Dr. Hauschka

Giglio tigrato

Sinonimo:
Nome botanico: Lilium lancifolium Thun.
Famiglia: Liliacee

Habitat originario

Cina, più raramente Giappone e Corea

Ingredienti

Saponine, alcalosteroidi

Descrizione

Uno splendore maestoso. Sono queste le parole che useremmo per descrivere i gigli, a portamento eretto, che con i loro fiori imponenti in estate adornano i nostri giardini. Uno di loro, particolarmente vistoso e un po' eccentrico, ci guarda con i suoi fiori color arancio impreziositi da macchioline di colore rosso scuro: il Giglio tigrato. Quando i suoi fiori si aprono da luglio ad agosto, i petali si ripiegano talmente all'indietro che gli stami e il pistillo sono completamente protratti in avanti. Dal bulbo imponente, che raggiunge un diametro fino a otto centimetri, si diparte lo stelo, ricoperto di peluria bianca e lanugginosa, che arriva a sfiorare i 150 centimetri di altezza. Esso porta foglie lanceolate che germinano orizzontalmente. Nelle ascelle fogliari, il punto in cui la foglia è attaccata allo stelo, risiedono i cosiddetti bulbilli, piccole gemme a forma di bulbo, di colore bruno scuro e delle dimensioni di un pisello, attraverso i quali il Giglio tigrato, che non produce pressoché alcun seme, può riprodursi per via vegetativa. Un volta caduti sul terreno, i bulbilli sviluppano dapprima delle fini radici, e poi la prima foglia appuntita.

Usi

Il Giglio tigrato viene utilizzato nei casi di prolasso uterino durante la menopausa e in caso di infiammazioni e dolori degli organi riproduttivi femminili.

Fatti interessanti

Il nome scientifico del Giglio tigrato si compone dei termini greci "liros" = delicato e "lancea" e "folius" = lanceolato, a forma di lancia, dove lancifolium è riferito alla forma delle foglie.

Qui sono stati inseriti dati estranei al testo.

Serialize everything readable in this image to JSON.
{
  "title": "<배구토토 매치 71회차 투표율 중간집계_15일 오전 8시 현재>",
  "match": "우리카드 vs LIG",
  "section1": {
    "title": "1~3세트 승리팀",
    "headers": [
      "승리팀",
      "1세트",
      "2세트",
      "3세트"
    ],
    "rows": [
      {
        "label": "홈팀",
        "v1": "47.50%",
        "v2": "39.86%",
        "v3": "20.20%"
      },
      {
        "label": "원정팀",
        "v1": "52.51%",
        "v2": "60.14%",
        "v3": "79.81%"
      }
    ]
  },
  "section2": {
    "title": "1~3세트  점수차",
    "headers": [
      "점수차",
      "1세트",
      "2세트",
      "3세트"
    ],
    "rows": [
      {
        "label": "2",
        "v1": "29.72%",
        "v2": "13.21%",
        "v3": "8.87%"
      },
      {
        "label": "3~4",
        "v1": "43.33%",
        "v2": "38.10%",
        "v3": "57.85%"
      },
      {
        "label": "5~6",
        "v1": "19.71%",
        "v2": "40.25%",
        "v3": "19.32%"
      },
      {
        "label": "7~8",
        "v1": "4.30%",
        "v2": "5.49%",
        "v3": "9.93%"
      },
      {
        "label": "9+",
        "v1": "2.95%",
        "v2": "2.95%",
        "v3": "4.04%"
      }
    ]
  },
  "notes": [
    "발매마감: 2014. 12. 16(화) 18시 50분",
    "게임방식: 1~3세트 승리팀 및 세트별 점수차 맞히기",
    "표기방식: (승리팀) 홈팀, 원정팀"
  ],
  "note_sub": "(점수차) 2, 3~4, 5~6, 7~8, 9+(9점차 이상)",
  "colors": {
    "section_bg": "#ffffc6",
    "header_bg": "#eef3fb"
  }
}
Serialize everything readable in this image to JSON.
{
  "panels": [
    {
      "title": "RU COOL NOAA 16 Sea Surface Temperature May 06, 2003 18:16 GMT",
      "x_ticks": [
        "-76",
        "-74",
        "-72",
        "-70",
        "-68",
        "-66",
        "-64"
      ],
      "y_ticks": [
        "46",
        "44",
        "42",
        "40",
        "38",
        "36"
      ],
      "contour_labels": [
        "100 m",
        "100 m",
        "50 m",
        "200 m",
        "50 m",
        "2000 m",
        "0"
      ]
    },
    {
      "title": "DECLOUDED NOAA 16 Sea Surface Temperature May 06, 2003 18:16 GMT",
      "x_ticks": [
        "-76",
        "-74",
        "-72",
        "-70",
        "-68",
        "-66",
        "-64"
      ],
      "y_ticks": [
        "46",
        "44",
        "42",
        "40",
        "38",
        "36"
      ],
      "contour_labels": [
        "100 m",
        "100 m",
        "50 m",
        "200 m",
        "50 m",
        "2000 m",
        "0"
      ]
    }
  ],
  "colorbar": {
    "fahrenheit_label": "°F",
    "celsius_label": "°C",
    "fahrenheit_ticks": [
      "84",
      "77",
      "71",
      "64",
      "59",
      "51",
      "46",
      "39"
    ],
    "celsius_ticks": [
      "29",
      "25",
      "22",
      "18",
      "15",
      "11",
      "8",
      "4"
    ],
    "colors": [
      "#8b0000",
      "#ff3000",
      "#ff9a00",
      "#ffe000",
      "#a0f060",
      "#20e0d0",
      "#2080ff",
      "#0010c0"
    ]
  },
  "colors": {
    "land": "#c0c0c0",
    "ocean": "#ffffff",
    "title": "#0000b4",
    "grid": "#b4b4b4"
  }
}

La medicina cinese apprezza il Giglio tigrato già da oltre 2000 anni. Nello "Shen Nung Pen Tsao Ching", un compendio di sostanze medicinali compilato sotto la dinastia Han intorno a 2000 anni fa, fu citato come rimedio contro la tosse e le malattie polmonari. Pare che questo importante trattato di medicina facesse riferimento alle conoscenze dell'imperatore Shen Nung, una figura avvolta nella leggenda che visse 5000 anni fa, che insegnò ai popoli l'arte dell'agricoltura e che pare avesse acquisito un vastissimo sapere in materia di piante officinali testandole sulla propria persona. Tradotto, Shen Nung significa "contadino divino". Il Giglio tigrato non raggiunse l'Occidente fino al XIX secolo. La prima descrizione del Giglio tigrato al di fuori dell'Asia è attribuita allo statunitense William Payne (1845-1903), che descrisse l'immagine omeopatica della pianta nel 1867.

Per via del bulbo che in Cina viene mangiato come ortaggio, i Cinesi coltivano ancora oggi il Giglio tigrato come seminativo. Il bulbo ha un gusto leggermente amaro e ricorda la pastinaca. Essiccato e macinato, il tubero, ricchissimo di amido, si presta molto bene

come addensante per zuppe e sughi. Nella sua patria, il Giglio tigrato è una pianta simbolo di molte divinità.